Training restricted to late timesteps increases reward hacking rates. Early or full-trajectory optimization, as enabled by Direct-Align, mitigates this effect.

Ablation Studies

Removing early timestep optimization or the late-timestep discount in Direct-Align degrades realism and increases vulnerability to reward hacking. Inversion-based regularization further improves robustness.

Implications and Future Directions

This work demonstrates that full-trajectory, reward-based RL is both feasible and highly effective for aligning diffusion models with human preferences, provided that optimization is stabilized and reward signals are regularized via semantic relativity. The SRPO framework enables prompt-driven, fine-grained control without the need for costly reward model retraining or large-scale data collection.

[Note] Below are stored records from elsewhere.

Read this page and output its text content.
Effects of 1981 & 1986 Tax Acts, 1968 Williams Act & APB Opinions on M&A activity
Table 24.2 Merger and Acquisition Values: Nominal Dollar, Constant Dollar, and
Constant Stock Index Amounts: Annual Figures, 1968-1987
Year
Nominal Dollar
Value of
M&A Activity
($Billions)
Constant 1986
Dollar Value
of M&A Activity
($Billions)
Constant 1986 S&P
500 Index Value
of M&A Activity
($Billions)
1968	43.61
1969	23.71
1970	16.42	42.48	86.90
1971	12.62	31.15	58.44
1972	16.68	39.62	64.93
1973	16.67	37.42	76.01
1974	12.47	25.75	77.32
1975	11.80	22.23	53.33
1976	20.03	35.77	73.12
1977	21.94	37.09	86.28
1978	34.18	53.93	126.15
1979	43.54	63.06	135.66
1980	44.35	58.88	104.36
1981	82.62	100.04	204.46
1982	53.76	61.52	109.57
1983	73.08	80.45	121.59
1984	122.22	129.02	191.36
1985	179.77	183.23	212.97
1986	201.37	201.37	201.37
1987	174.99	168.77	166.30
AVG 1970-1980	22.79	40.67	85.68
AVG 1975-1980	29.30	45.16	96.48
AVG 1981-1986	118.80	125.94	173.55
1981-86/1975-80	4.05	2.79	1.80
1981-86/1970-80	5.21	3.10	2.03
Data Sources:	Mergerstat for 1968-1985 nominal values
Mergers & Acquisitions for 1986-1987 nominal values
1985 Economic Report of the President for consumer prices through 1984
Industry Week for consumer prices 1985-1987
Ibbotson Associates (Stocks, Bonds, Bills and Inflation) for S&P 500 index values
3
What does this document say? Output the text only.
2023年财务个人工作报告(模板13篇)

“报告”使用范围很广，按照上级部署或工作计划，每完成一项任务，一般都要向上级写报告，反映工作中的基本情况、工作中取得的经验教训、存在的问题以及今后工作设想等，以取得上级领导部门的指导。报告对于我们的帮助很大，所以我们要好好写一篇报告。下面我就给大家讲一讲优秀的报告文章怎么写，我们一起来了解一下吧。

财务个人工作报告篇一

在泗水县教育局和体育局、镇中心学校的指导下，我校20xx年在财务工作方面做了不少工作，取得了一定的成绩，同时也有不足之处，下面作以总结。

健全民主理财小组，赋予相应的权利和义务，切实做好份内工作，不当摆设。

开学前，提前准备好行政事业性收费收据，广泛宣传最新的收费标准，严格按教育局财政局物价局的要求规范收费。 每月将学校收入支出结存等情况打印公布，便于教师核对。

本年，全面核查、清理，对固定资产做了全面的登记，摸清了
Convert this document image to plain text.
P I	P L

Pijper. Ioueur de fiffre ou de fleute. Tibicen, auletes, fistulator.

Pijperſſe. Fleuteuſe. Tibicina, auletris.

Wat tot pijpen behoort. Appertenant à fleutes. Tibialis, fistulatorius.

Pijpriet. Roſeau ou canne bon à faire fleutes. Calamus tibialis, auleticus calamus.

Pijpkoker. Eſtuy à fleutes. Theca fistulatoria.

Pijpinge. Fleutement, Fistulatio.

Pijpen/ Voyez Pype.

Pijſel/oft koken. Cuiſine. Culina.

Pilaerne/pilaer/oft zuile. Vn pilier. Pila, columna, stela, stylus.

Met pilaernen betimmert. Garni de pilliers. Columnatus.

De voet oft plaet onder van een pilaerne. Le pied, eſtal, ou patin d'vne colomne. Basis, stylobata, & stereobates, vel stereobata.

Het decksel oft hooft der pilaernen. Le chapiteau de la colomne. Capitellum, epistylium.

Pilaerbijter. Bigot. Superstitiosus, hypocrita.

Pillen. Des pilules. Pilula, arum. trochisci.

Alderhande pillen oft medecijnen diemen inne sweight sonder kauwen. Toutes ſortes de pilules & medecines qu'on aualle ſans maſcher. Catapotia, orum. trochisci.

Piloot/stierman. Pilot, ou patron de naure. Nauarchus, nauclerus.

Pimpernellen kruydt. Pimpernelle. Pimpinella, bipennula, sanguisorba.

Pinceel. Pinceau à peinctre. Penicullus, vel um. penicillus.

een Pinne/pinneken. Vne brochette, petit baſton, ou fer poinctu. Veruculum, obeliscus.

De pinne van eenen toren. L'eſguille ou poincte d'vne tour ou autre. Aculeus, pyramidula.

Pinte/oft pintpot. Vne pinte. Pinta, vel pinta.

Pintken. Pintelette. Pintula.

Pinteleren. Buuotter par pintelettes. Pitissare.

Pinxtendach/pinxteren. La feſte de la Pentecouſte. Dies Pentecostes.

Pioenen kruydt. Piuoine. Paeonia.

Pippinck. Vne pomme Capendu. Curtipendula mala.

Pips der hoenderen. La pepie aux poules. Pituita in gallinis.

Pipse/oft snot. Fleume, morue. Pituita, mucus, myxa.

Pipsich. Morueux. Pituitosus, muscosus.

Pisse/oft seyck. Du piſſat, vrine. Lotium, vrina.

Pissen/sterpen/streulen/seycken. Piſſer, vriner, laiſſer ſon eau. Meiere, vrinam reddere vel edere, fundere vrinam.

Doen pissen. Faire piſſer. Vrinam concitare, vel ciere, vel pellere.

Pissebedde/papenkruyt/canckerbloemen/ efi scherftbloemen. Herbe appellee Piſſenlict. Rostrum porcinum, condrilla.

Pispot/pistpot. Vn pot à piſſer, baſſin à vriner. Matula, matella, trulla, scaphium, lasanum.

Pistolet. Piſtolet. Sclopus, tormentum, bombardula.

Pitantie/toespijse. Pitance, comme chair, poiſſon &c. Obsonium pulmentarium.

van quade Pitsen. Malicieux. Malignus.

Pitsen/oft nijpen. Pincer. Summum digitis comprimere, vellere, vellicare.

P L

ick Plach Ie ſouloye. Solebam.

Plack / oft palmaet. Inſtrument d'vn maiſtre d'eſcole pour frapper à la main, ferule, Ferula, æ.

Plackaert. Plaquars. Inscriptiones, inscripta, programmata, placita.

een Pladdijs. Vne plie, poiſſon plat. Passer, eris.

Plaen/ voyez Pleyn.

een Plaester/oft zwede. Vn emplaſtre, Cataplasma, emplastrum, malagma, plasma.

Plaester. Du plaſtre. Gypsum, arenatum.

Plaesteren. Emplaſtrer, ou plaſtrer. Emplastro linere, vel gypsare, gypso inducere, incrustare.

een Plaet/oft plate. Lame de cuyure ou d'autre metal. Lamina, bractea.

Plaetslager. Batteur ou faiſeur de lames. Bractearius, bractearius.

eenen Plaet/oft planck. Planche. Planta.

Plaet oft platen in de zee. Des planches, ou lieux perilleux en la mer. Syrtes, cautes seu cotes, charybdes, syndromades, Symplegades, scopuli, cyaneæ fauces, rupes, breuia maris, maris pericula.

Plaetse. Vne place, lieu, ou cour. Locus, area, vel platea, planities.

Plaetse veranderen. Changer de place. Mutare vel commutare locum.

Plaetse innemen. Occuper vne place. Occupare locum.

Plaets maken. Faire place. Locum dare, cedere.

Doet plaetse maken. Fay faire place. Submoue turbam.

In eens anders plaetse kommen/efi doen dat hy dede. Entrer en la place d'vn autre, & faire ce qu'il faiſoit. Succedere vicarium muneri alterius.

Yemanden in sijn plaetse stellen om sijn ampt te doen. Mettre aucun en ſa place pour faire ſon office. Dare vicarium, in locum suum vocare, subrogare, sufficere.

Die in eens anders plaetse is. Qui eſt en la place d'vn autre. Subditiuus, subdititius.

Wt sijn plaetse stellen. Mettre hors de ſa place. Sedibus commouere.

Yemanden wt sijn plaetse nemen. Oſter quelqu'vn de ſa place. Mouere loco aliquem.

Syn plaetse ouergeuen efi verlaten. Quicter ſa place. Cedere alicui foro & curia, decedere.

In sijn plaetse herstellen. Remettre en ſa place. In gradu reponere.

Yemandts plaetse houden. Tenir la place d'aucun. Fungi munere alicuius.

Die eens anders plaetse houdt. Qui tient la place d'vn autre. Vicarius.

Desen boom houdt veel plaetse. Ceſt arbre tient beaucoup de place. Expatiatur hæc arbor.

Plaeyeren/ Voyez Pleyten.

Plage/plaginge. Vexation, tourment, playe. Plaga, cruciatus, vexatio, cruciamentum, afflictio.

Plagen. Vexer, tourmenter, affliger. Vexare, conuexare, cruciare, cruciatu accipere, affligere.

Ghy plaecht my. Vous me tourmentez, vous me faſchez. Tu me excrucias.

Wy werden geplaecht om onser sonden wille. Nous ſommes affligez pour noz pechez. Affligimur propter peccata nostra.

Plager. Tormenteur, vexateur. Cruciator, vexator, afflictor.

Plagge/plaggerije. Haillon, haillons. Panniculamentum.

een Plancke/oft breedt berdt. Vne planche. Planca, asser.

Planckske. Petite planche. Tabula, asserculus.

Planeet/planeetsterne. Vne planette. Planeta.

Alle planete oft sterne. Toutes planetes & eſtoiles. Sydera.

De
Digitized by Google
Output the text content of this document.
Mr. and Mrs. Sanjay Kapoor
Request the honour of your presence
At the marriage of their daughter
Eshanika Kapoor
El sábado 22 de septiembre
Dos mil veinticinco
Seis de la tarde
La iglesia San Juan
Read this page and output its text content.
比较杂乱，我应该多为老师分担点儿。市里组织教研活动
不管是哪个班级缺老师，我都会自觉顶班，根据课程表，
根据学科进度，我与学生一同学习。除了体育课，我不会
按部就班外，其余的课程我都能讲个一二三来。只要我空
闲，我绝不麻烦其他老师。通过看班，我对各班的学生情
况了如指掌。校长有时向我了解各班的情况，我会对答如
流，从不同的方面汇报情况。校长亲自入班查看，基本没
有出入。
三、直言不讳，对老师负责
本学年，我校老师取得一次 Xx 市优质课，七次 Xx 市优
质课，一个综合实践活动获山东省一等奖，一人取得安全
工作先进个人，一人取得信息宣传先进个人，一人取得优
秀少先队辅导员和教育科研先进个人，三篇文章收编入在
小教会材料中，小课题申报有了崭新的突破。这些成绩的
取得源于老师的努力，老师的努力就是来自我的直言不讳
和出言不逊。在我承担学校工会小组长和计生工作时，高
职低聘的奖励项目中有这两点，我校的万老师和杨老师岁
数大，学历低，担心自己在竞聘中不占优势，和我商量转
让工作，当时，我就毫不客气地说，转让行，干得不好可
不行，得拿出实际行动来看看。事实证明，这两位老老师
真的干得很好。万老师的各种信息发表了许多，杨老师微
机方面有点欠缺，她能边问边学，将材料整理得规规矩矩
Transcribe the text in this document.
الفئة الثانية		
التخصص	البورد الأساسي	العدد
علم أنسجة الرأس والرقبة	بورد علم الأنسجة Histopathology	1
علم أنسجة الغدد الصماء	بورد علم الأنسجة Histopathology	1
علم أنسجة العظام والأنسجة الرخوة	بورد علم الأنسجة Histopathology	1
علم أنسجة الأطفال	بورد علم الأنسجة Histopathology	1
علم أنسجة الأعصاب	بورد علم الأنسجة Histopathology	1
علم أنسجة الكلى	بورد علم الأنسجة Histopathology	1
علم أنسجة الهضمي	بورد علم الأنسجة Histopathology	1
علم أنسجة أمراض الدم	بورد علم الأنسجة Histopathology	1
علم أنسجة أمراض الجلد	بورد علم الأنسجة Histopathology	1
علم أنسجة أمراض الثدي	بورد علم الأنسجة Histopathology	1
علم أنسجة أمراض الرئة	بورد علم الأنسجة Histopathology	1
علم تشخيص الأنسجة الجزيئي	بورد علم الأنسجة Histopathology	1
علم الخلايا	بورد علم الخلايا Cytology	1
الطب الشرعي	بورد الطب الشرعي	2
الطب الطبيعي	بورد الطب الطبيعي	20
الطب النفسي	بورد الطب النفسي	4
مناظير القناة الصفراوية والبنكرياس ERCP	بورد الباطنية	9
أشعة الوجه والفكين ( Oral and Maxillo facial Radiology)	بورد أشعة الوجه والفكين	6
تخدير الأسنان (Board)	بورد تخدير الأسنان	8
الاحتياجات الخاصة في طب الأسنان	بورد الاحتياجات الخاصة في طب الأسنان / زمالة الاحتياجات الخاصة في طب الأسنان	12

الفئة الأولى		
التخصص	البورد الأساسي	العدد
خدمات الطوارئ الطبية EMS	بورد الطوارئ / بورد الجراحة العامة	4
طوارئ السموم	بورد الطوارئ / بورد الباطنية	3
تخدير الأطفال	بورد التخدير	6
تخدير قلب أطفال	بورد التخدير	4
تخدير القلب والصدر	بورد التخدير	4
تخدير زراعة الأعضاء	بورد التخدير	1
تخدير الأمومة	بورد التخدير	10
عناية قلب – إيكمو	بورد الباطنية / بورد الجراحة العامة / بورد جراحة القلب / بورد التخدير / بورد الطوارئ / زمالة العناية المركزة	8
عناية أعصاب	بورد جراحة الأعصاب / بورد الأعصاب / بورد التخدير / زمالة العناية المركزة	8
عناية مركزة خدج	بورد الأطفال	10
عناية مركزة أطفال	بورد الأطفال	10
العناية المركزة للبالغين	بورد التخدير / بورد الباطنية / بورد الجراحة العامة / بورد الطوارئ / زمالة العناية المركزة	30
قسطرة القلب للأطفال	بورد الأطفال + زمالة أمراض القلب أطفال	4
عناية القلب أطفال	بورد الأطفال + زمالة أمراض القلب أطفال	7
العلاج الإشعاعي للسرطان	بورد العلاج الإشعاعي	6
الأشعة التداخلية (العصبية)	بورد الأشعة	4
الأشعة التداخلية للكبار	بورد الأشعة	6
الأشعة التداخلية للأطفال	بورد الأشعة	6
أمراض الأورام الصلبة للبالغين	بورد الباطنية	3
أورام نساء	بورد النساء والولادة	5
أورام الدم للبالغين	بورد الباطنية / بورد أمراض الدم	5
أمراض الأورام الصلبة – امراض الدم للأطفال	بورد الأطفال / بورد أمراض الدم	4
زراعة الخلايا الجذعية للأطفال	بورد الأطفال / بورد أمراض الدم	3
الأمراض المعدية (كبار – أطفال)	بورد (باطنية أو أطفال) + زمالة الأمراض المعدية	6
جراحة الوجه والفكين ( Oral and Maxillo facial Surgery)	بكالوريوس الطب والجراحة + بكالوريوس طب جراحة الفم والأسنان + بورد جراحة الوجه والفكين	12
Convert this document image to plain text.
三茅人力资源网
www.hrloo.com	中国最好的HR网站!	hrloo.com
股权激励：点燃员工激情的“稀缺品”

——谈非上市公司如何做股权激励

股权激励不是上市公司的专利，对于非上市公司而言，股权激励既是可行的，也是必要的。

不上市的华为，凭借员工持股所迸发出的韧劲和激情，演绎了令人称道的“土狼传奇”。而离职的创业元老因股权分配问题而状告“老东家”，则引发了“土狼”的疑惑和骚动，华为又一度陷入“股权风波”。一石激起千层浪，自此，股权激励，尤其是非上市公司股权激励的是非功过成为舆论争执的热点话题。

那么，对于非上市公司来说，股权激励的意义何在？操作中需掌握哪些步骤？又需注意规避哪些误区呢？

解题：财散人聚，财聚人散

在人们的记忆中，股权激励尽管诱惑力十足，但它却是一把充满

Limitations include reduced controllability for rare or out-of-domain control tokens and limited interpretability due to reliance on latent space similarity. Future work should focus on systematic control strategies, learnable control tokens, and reward models explicitly responsive to prompt structure. The SRPO approach is extensible to other online RL algorithms and modalities.

Conclusion

The combination of Direct-Align and SRPO constitutes a significant advance in the practical alignment of diffusion models with nuanced human preferences. By enabling efficient, robust, and prompt-driven optimization across the full diffusion trajectory, this framework sets a new standard for controllable, high-fidelity text-to-image generation. The methodology is broadly applicable and opens new avenues for research in reward modeling, RL-based generative model alignment, and fine-grained user control in generative AI.